COMO SE APENAS A BOA SORTE PUDESSE AJUDAR
Ela entrou no seu quarto escuro. Não acendeu as luzes. De modo algum. Preferiu acender apenas uma vela de cor barbante ao invés de ligar a luz. Ao menos era possível enxergar o que precisava. Na verdade, não precisava nem enxergar muito. Já havia deixado tudo preparado. Tudo. Era só pegar as roupas que gostava mais, os seus cigarros, alguns poucos livros e um ou dois discos que gostava mais. Não precisava mais do isso. Não sabia se o lugar para onde estava indo podia acomodar muito mais do que isso. Seu corpo não parava de coçar. As feridas estavam irritando. Em poucos minutos ela arrumou tudo. Colocou sua pequena mochila em cima da cama e pôs-se a observar o seu quarto. Uma última contemplação. Seus olhos foram e voltaram e quando ela deu-se conta, estavam cheios de lágrimas. Mas não eram apenas lágrimas de alívio. Eram lágrimas de dor, de ódio, de revolta, de saco cheio, de arrependimento por não ter tomado qualquer atitude antes. Por não ter percebido que a sua vida e a de mais ninguém era o que, de fato, importava. Sabia que não tinha tanta força assim, mas, fazer o quê? Saiu do quarto sem olhar para trás, batendo a porta com muita força. Ele não estava lá e ela deixou a casa sem se despedir. Sem dar um último abraço. Parou do lado de fora e sentou-se no meio fio. Estava chovendo muito, porém isso não a incomodou.
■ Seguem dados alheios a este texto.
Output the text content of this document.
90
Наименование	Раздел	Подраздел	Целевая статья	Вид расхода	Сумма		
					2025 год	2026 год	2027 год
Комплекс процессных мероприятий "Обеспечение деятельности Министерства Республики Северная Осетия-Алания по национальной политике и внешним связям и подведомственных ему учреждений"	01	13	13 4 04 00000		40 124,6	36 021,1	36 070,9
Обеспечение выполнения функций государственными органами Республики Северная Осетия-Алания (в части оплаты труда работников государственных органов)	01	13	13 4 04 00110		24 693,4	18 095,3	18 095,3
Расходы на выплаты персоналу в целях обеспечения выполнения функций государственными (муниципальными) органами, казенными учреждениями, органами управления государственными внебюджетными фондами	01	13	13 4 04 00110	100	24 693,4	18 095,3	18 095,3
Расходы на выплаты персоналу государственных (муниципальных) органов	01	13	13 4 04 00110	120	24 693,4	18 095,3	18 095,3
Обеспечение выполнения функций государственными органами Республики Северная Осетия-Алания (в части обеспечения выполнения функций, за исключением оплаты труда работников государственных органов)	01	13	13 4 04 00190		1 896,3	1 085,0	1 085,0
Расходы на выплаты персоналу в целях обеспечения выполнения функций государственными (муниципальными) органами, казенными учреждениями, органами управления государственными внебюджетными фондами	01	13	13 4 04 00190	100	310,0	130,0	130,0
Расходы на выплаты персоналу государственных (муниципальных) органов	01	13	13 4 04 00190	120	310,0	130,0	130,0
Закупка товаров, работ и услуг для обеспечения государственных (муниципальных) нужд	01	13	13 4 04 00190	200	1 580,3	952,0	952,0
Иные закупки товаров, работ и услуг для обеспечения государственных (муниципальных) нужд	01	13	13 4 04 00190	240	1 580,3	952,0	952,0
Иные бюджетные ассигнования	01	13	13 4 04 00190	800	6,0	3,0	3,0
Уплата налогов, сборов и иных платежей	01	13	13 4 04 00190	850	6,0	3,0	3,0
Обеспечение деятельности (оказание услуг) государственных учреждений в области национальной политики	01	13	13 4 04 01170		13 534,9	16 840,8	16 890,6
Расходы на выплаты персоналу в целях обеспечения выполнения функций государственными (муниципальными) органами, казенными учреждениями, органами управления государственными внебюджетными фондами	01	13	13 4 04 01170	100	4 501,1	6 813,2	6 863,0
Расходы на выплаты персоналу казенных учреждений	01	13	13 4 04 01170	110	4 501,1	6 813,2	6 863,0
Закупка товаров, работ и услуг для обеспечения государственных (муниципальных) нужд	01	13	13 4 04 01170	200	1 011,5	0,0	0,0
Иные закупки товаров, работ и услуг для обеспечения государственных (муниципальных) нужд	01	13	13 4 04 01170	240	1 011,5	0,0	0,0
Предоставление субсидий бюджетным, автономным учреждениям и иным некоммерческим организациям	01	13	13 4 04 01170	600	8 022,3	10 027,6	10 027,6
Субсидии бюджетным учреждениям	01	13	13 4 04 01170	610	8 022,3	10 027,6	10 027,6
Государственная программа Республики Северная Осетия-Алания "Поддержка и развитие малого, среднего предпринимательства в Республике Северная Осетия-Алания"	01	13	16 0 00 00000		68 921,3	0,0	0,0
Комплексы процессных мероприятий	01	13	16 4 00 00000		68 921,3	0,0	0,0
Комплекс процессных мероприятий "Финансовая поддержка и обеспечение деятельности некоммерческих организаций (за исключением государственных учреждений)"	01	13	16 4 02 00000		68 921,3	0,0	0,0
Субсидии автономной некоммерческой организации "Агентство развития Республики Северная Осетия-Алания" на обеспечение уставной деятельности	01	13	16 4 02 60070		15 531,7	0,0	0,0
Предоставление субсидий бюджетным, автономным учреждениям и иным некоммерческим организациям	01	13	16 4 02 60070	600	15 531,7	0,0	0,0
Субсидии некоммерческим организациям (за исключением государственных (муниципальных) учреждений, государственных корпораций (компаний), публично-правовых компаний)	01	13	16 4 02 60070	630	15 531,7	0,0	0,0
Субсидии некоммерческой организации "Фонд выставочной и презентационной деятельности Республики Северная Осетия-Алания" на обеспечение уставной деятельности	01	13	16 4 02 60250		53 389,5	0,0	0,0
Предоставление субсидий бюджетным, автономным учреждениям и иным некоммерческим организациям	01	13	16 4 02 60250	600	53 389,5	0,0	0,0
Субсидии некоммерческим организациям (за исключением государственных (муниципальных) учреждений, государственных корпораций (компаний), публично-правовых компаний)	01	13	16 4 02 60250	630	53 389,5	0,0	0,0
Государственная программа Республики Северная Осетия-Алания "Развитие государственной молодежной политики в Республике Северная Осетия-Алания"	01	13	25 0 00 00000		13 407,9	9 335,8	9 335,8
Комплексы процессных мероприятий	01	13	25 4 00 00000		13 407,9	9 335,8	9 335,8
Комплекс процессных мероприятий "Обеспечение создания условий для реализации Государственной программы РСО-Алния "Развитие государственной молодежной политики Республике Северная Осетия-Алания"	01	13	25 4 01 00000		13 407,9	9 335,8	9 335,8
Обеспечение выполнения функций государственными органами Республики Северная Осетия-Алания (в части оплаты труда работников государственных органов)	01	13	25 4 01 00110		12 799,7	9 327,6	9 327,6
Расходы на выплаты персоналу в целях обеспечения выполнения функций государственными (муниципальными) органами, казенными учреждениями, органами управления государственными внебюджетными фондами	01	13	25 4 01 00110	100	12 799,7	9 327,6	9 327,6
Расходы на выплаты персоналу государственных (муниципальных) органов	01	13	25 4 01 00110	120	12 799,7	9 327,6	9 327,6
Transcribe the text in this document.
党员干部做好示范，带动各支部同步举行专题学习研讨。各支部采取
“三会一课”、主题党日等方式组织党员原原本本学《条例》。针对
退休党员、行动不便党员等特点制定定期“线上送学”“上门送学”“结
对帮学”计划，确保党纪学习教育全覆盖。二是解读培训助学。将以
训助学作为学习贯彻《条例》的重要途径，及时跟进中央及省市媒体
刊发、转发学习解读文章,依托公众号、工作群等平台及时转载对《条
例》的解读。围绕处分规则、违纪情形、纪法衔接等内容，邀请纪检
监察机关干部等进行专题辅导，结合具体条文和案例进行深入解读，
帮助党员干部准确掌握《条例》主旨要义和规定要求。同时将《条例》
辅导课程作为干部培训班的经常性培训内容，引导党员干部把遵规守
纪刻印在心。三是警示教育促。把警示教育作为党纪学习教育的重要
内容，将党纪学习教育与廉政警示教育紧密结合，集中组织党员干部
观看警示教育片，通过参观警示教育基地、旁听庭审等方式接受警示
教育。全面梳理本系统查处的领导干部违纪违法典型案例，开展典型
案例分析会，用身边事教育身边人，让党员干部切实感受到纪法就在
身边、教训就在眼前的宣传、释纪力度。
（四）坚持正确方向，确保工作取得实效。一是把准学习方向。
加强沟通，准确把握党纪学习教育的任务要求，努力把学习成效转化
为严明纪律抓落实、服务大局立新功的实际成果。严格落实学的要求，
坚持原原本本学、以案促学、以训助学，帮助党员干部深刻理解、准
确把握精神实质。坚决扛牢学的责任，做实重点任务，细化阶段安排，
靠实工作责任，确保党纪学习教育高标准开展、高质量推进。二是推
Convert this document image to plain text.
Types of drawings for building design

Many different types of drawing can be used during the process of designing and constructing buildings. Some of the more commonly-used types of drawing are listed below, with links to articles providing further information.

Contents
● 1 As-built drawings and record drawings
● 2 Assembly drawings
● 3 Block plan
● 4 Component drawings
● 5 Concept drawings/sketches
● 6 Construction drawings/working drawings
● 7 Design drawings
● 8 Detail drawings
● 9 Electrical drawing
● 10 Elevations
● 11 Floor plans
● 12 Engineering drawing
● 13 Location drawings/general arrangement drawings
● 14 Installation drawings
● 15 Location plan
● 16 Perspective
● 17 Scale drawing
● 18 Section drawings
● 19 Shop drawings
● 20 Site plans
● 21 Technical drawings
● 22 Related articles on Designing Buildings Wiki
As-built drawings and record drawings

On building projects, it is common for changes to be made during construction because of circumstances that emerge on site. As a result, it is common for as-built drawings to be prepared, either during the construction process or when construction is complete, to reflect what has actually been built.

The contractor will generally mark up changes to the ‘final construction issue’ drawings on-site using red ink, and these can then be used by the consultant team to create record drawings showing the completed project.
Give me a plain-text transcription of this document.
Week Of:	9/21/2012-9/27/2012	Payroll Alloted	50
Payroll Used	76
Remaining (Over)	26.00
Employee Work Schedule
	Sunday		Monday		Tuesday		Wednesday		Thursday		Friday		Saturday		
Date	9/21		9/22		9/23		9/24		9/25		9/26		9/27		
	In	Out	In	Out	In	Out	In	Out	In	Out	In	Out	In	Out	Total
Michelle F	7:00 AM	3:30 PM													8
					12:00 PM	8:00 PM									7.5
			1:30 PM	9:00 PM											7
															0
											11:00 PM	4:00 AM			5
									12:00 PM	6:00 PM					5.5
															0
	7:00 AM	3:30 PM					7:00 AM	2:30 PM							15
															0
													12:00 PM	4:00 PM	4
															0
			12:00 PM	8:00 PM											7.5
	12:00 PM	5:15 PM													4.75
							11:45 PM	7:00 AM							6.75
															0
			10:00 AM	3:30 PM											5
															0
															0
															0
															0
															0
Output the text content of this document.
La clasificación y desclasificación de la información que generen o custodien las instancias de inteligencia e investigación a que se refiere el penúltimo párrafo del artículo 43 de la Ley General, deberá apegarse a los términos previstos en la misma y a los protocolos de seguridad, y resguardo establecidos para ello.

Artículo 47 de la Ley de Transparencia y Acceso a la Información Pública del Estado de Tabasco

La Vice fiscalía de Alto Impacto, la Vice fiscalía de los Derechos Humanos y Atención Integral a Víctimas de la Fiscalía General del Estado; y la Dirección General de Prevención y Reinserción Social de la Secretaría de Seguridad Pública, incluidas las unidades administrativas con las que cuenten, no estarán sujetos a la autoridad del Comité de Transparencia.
Começou a chorar com muita, mas muita força, como se o seu grito pudesse tirar toda a dor, como se a tempestade pudesse limpá-la e como se a maldita coceira pudesse sumir. Depois de alguns minutos, acendeu um Marlboro molhado e começou a andar pela rua, deixando tudo aquilo para trás, como se isso fosse possível...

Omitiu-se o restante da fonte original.